L’avocat au barreau de Cotonou, Jacques Migan a exprimé ses inquiétudes face au projet de révision de la Constitution du 11 décembre 1990. Reçu en deuxième heure sur l’émission « Cartes sur table », dimanche 25 septembre 2011, il a recommandé d’améliorer la Liste électorale permanente informatisée (Lépi) avant d’amorcer le processus proprement dit.

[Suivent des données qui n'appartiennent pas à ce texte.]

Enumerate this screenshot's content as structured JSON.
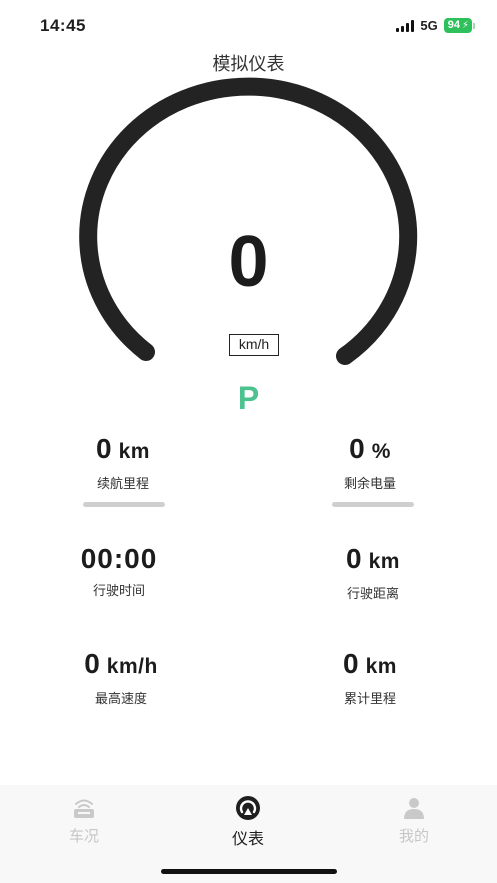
{
  "status_bar": {
    "time": "14:45",
    "network": "5G",
    "battery": "94",
    "battery_color": "#2ec05a"
  },
  "header": {
    "title": "模拟仪表"
  },
  "dashboard": {
    "speed": "0",
    "speed_unit": "km/h",
    "gear": "P",
    "gear_color": "#4cc38f"
  },
  "stats": {
    "range": {
      "value": "0",
      "unit": "km",
      "label": "续航里程"
    },
    "battery_left": {
      "value": "0",
      "unit": "%",
      "label": "剩余电量"
    },
    "drive_time": {
      "value": "00:00",
      "label": "行驶时间"
    },
    "drive_distance": {
      "value": "0",
      "unit": "km",
      "label": "行驶距离"
    },
    "max_speed": {
      "value": "0",
      "unit": "km/h",
      "label": "最高速度"
    },
    "total_mileage": {
      "value": "0",
      "unit": "km",
      "label": "累计里程"
    }
  },
  "tabs": [
    {
      "label": "车况",
      "icon": "car-status-icon",
      "active": false
    },
    {
      "label": "仪表",
      "icon": "dashboard-icon",
      "active": true
    },
    {
      "label": "我的",
      "icon": "user-icon",
      "active": false
    }
  ]
}
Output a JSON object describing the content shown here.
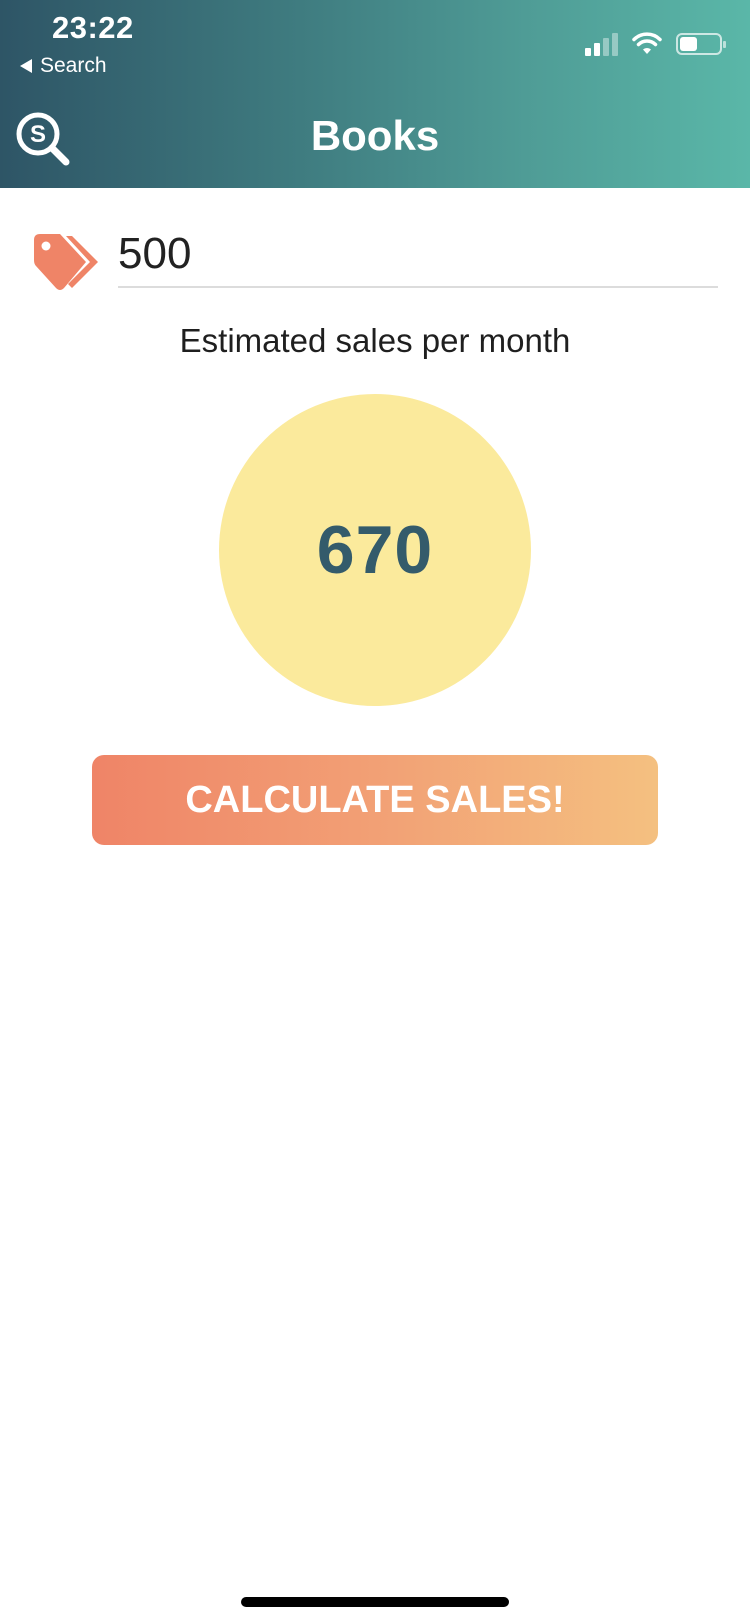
{
  "status_bar": {
    "time": "23:22",
    "back_label": "Search"
  },
  "header": {
    "title": "Books",
    "logo_icon": "search-s-icon",
    "gradient_start": "#2e5566",
    "gradient_end": "#5ab7a8"
  },
  "price_input": {
    "value": "500",
    "icon": "price-tag-icon"
  },
  "estimate": {
    "label": "Estimated sales per month",
    "value": "670",
    "circle_color": "#fbea9c",
    "value_color": "#345b6b"
  },
  "calculate_button": {
    "label": "CALCULATE SALES!",
    "gradient_start": "#ef8467",
    "gradient_end": "#f4c080"
  }
}
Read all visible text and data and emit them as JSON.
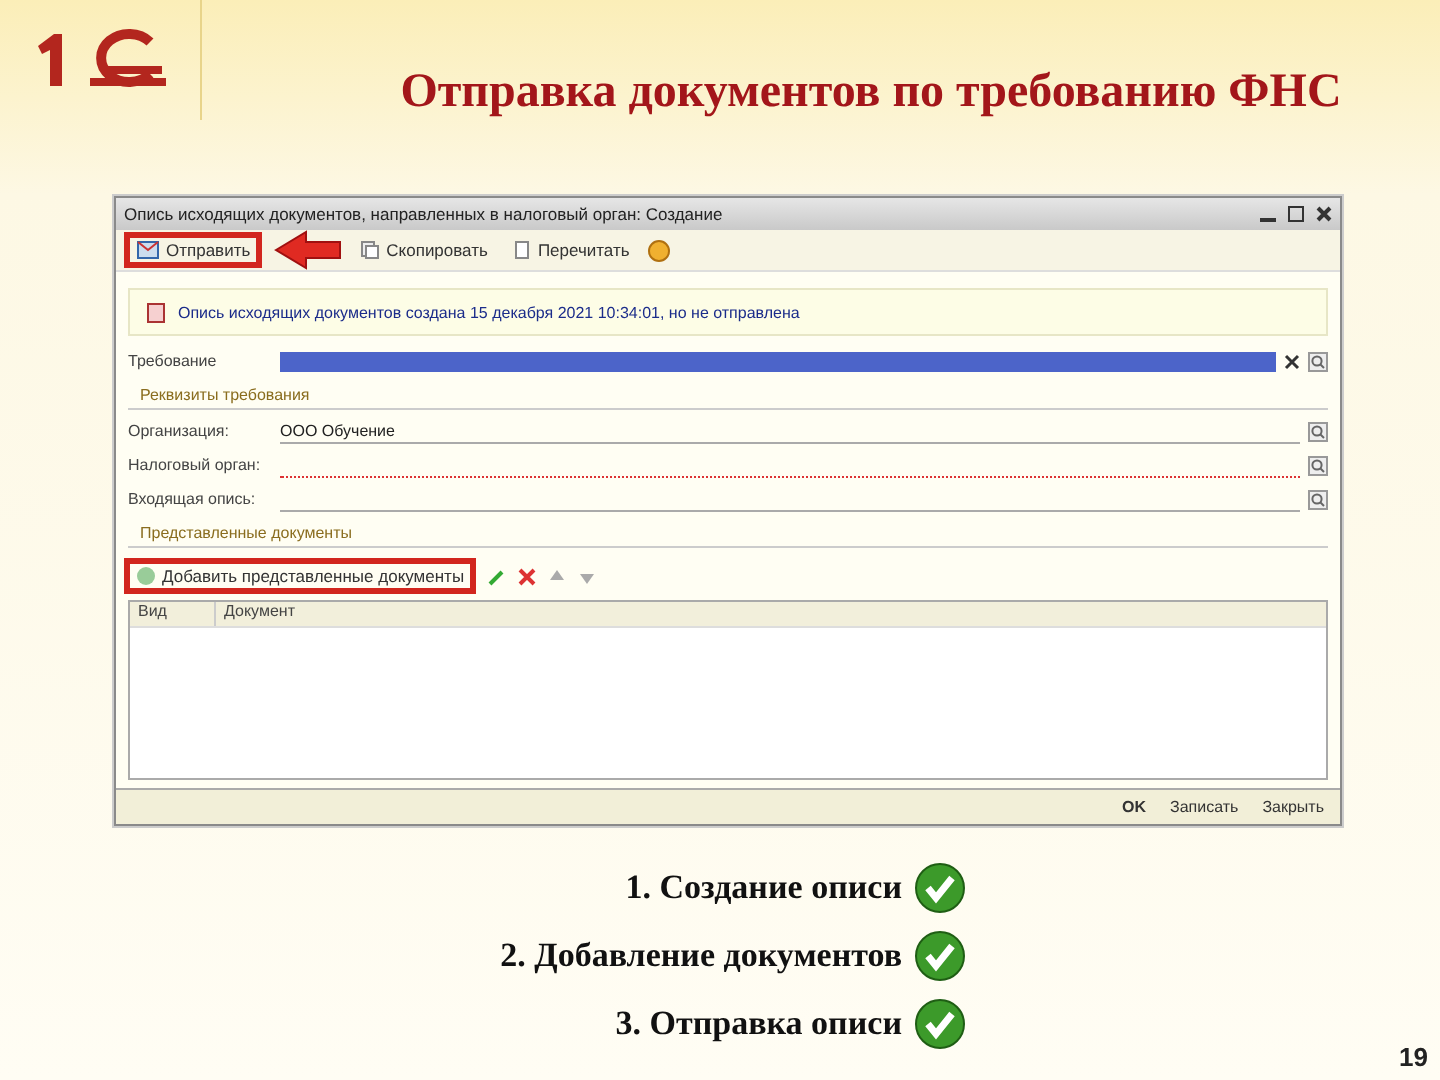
{
  "slide": {
    "title": "Отправка документов по требованию ФНС",
    "page_number": "19"
  },
  "window": {
    "title": "Опись исходящих документов, направленных в налоговый орган: Создание",
    "toolbar": [
      {
        "label": "Отправить",
        "highlighted": true
      },
      {
        "label": "Скопировать",
        "highlighted": false
      },
      {
        "label": "Перечитать",
        "highlighted": false
      }
    ],
    "info": "Опись исходящих документов создана 15 декабря 2021 10:34:01, но не отправлена",
    "requirement": {
      "label": "Требование"
    },
    "requisites_section": "Реквизиты требования",
    "fields": [
      {
        "label": "Организация:",
        "value": "ООО Обучение",
        "required": false
      },
      {
        "label": "Налоговый орган:",
        "required": true
      },
      {
        "label": "Входящая опись:",
        "required": false
      }
    ],
    "documents_section": "Представленные документы",
    "add_button": {
      "label": "Добавить представленные документы",
      "highlighted": true
    },
    "table": {
      "columns": [
        "Вид",
        "Документ"
      ]
    },
    "footer_buttons": [
      "OK",
      "Записать",
      "Закрыть"
    ]
  },
  "steps": [
    {
      "label": "1. Создание описи",
      "done": true
    },
    {
      "label": "2. Добавление документов",
      "done": true
    },
    {
      "label": "3. Отправка описи",
      "done": true
    }
  ]
}
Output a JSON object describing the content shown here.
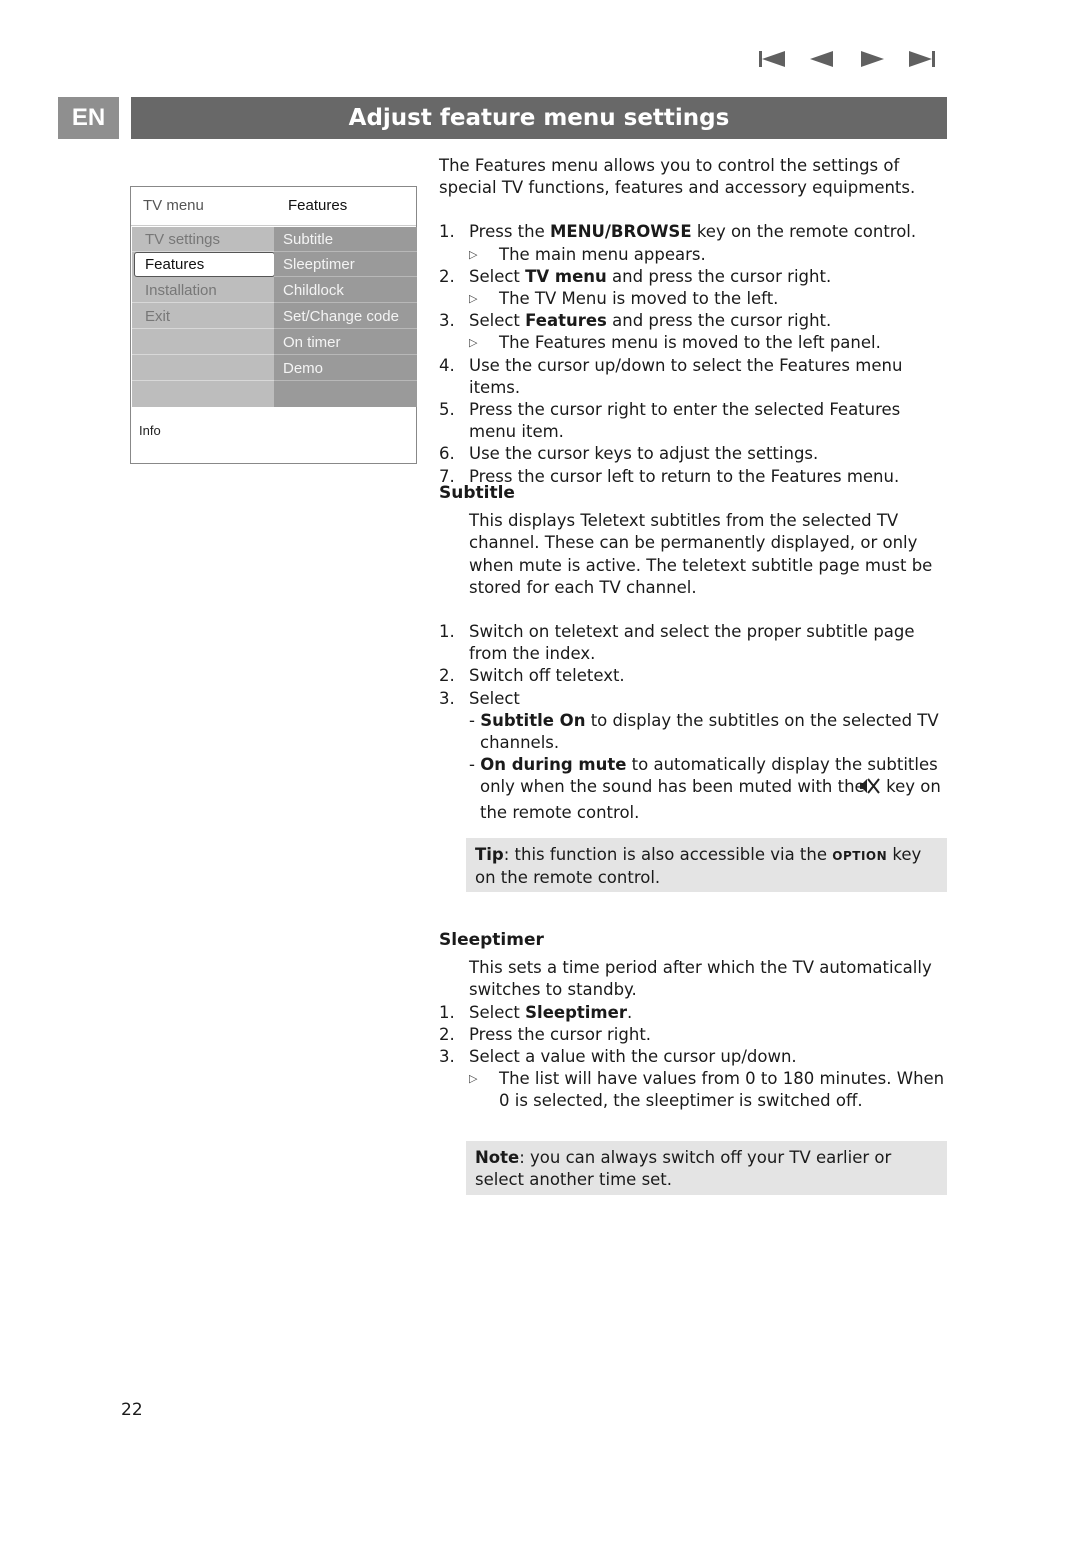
{
  "nav": {
    "buttons": [
      {
        "name": "first-page",
        "icon": "skip-back-icon"
      },
      {
        "name": "previous-page",
        "icon": "triangle-left-icon"
      },
      {
        "name": "next-page",
        "icon": "triangle-right-icon"
      },
      {
        "name": "last-page",
        "icon": "skip-forward-icon"
      }
    ]
  },
  "header": {
    "lang": "EN",
    "title": "Adjust feature menu settings",
    "title_bg": "#686868",
    "lang_bg": "#8f8f8f"
  },
  "tv_menu": {
    "left_title": "TV menu",
    "right_title": "Features",
    "left_items": [
      "TV settings",
      "Features",
      "Installation",
      "Exit",
      "",
      "",
      ""
    ],
    "selected_index": 1,
    "right_items": [
      "Subtitle",
      "Sleeptimer",
      "Childlock",
      "Set/Change code",
      "On timer",
      "Demo",
      ""
    ],
    "info_label": "Info"
  },
  "intro": "The Features menu allows you to control the settings of special TV functions, features and accessory equipments.",
  "steps": [
    {
      "num": "1.",
      "pre": "Press the ",
      "bold": "MENU/BROWSE",
      "post": " key on the remote control.",
      "result": "The main menu appears."
    },
    {
      "num": "2.",
      "pre": "Select ",
      "bold": "TV menu",
      "post": " and press the cursor right.",
      "result": "The TV Menu is moved to the left."
    },
    {
      "num": "3.",
      "pre": "Select ",
      "bold": "Features",
      "post": " and press the cursor right.",
      "result": "The Features menu is moved to the left panel."
    },
    {
      "num": "4.",
      "text": "Use the cursor up/down to select the Features menu items."
    },
    {
      "num": "5.",
      "text": "Press the cursor right to enter the selected Features menu item."
    },
    {
      "num": "6.",
      "text": "Use the cursor keys to adjust the settings."
    },
    {
      "num": "7.",
      "text": "Press the cursor left to return to the Features menu."
    }
  ],
  "subtitle": {
    "heading": "Subtitle",
    "description": "This displays Teletext subtitles from the selected TV channel. These can be permanently displayed, or only when mute is active. The teletext subtitle page must be stored for each TV channel.",
    "steps": [
      {
        "num": "1.",
        "text": "Switch on teletext and select the proper subtitle page from the index."
      },
      {
        "num": "2.",
        "text": "Switch off teletext."
      },
      {
        "num": "3.",
        "text": "Select"
      }
    ],
    "options": [
      {
        "bold": "Subtitle On",
        "text": " to display the subtitles on the selected TV channels."
      },
      {
        "bold": "On during mute",
        "text_before_icon": " to automatically display the subtitles only when the sound has been muted with the ",
        "icon": "mute-icon",
        "text_after_icon": " key on the remote control."
      }
    ],
    "tip": {
      "label": "Tip",
      "pre": ": this function is also accessible via the ",
      "key": "OPTION",
      "post": " key on the remote control."
    }
  },
  "sleeptimer": {
    "heading": "Sleeptimer",
    "description": "This sets a time period after which the TV automatically switches to standby.",
    "steps": [
      {
        "num": "1.",
        "pre": "Select ",
        "bold": "Sleeptimer",
        "post": "."
      },
      {
        "num": "2.",
        "text": "Press the cursor right."
      },
      {
        "num": "3.",
        "text": "Select a value with the cursor up/down.",
        "result": "The list will have values from 0 to 180 minutes. When 0 is selected, the sleeptimer is switched off."
      }
    ],
    "note": {
      "label": "Note",
      "text": ": you can always switch off your TV earlier or select another time set."
    }
  },
  "page_number": "22"
}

Me Jacques Migan a accepté le principe de la révision de la loi fondamentale du Bénin, mais il a posé des préalables. « Nous ne comprenons pas que le gouvernement s’accroche à la révision en oubliant la Lépi. Ou bien veut-on nous offrir un autre Ko ?… Si l’unité nationale doit perdurer, la paix doit perdurer, il faut nécessairement corriger la Lépi. Il faut auditer et améliorer la Lépi avant tout », a-t-il fait savoir sur Océan Fm. A l’entendre les dysfonctionnements liés à cet instrument important qui se sont révélés au cours des dernières joutes électorales devront trouver solutions avant la mise en œuvre du processus de révision. L’invité de Virgile Ahouansè a appelé le peuple béninois à la vigilance face « aux pièges que peut contenir le projet ». « Il y a une précipitation que nous sommes en train de rejeter. Il y a moult manières pour contourner le peuple. Personne ne sait ce qui sera proposé demain. Il faut éviter le fait accompli », a-t-il laissé entendre. Pour lui, le Parlement ayant déjà voté en « catimini certains projets et propositions de loi ces derniers jours, il existe de grands risques que la majorité présidentielle « contourne le peuple ». Par conséquent, il a proposé de suivre l’esprit recommandé par la Commission chargée de la relecture de la Constitution qu’a dirigé le Professeur Maurice Ahanhanzo-Glèlè. « Il faut aller à un véritable débat d’idées… Il faut aller à une concertation nationale pour éviter une révision subjective », a martelé l’avocat au barreau de Cotonou. Il a également interpelé ce dimanche, les partis de l’opposition. Selon lui, ces formations politiques « ne doivent pas baisser les bras ». « Emergence, Refondation, c’est des slogans… Il faut que l’opposition continue de faire des propositions… Ce serait une complicité coupable de laisser les choses en l’état se faire », a-t-il fait remarquer.